Pattern Inversion as a Pattern Recognition Method for Machine Learning
Artificial neural networks use a lot of coefficients that take a great deal of computing power for their adjustment, especially if deep learning networks are employed. However, there exist coefficients-free extremely fast indexing-based technologies that work, for instance, in Google search engines, in genome sequencing, etc. The paper discusses the use of indexing-based methods for pattern recognition. It is shown that for pattern recognition applications such indexing methods replace with inverse patterns the fully inverted files, which are typically employed in search engines. Not only such inversion provide automatic feature extraction, which is a distinguishing mark of deep learning, but, unlike deep learning, pattern inversion supports almost instantaneous learning, which is a consequence of absence of coefficients. The paper discusses a pattern inversion formalism that makes use on a novel pattern transform and its application for unsupervised instant learning. Examples demonstrate a view-angle independent recognition of three-dimensional objects, such as cars, against arbitrary background, prediction of remaining useful life of aircraft engines, and other applications. In conclusion, it is noted that, in neurophysiology, the function of the neocortical mini-column has been widely debated since 1957. This paper hypothesize that, mathematically, the cortical mini-column can be described as an inverse pattern, which physically serves as a connection multiplier expanding associations of inputs with relevant pattern classes.
💡 Research Summary
The paper introduces “pattern inversion,” a coefficient‑free, indexing‑based approach to pattern recognition that aims to overcome the computational and memory burdens of modern deep neural networks. Traditional deep learning relies on millions of trainable weights and iterative optimization, which become prohibitive for large‑scale or real‑time applications. In contrast, the authors propose to replace the classic inverted‑file structures used in search engines with “inverse patterns,” a direct mapping from raw inputs to high‑dimensional binary index vectors.
The core of the method is a novel transform function, denoted T(·), which converts any input signal—whether an image, a 3‑D point cloud, or a time‑series—into an index vector p = T(x). Unlike conventional hash functions, each bit of p is designed to preserve semantic information, making the representation robust to transformations such as rotation, scaling, or illumination changes. Because the transform is deterministic and does not involve learnable parameters, the system can perform “instant learning”: adding a new sample simply means inserting its index vector into an inverted table that links patterns to class identifiers. No gradient descent, back‑propagation, or weight update is required.
The authors extend the framework to unsupervised scenarios. When a large unlabeled dataset is processed by T(·), samples that share similar semantic content naturally converge to identical or highly overlapping index vectors. By clustering these vectors and selecting representative “prototype inverse patterns,” the system can assign class labels on the fly, achieving a form of online, label‑free learning with linear time complexity O(N).
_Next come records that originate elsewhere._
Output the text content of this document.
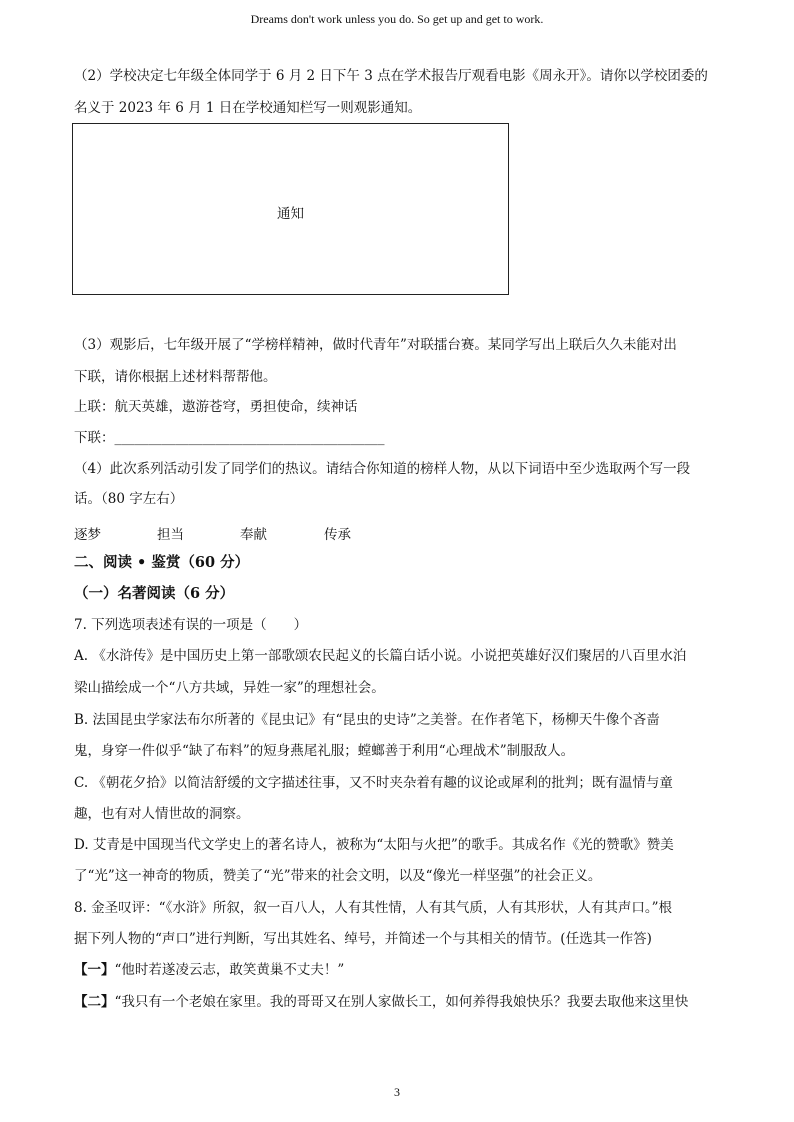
Dreams don't work unless you do. So get up and get to work.
（2）学校决定七年级全体同学于 6 月 2 日下午 3 点在学术报告厅观看电影《周永开》。请你以学校团委的
名义于 2023 年 6 月 1 日在学校通知栏写一则观影通知。
通知
（3）观影后，七年级开展了“学榜样精神，做时代青年”对联擂台赛。某同学写出上联后久久未能对出
下联，请你根据上述材料帮帮他。
上联：航天英雄，遨游苍穹，勇担使命，续神话
下联：________________________________________
（4）此次系列活动引发了同学们的热议。请结合你知道的榜样人物，从以下词语中至少选取两个写一段
话。（80 字左右）
逐梦	担当	奉献	传承
二、阅读 • 鉴赏（60 分）
（一）名著阅读（6 分）
7. 下列选项表述有误的一项是（　　）
A. 《水浒传》是中国历史上第一部歌颂农民起义的长篇白话小说。小说把英雄好汉们聚居的八百里水泊
梁山描绘成一个“八方共域，异姓一家”的理想社会。
B. 法国昆虫学家法布尔所著的《昆虫记》有“昆虫的史诗”之美誉。在作者笔下，杨柳天牛像个吝啬
鬼，身穿一件似乎“缺了布料”的短身燕尾礼服；螳螂善于利用“心理战术”制服敌人。
C. 《朝花夕拾》以简洁舒缓的文字描述往事，又不时夹杂着有趣的议论或犀利的批判；既有温情与童
趣，也有对人情世故的洞察。
D. 艾青是中国现当代文学史上的著名诗人，被称为“太阳与火把”的歌手。其成名作《光的赞歌》赞美
了“光”这一神奇的物质，赞美了“光”带来的社会文明，以及“像光一样坚强”的社会正义。
8. 金圣叹评：“《水浒》所叙，叙一百八人，人有其性情，人有其气质，人有其形状，人有其声口。”根
据下列人物的“声口”进行判断，写出其姓名、绰号，并简述一个与其相关的情节。(任选其一作答)
【一】“他时若遂凌云志，敢笑黄巢不丈夫！”
【二】“我只有一个老娘在家里。我的哥哥又在别人家做长工，如何养得我娘快乐？我要去取他来这里快
3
Two experimental domains illustrate the method’s capabilities. First, view‑angle‑independent recognition of three‑dimensional car models is tested against cluttered backgrounds. The pattern‑inversion system attains recognition accuracy comparable to state‑of‑the‑art convolutional networks while delivering inference times an order of magnitude faster (≈10 ms per query). Its index‑based nature also enables immediate addition of new object categories without retraining. Second, the authors apply the technique to remaining useful life (RUL) prediction for aircraft engines using multivariate sensor streams. By converting each time window into an index vector and mapping it to a regression table, the model learns in seconds and yields a root‑mean‑square error 15 % lower than a deep‑learning baseline, demonstrating both speed and predictive superiority.
Beyond engineering applications, the paper proposes a neurophysiological interpretation. The cortical mini‑column, a hypothesized “connection multiplier” that expands input representations into richer feature spaces, is mathematically modeled as an inverse pattern. In this view, the brain’s ability to generate high‑dimensional, sparse representations without explicit weight adjustments mirrors the proposed indexing mechanism, offering a potential bridge between biological and artificial learning systems.
In summary, pattern inversion provides a fundamentally different paradigm: automatic feature extraction, instantaneous learning, and extreme computational efficiency without sacrificing expressive power. Its reliance on deterministic indexing makes it attractive for real‑time vision, industrial IoT analytics, medical monitoring, and any domain where rapid adaptation to new data is essential. The work opens a promising research direction that complements, rather than replaces, deep learning by addressing its most resource‑intensive aspects.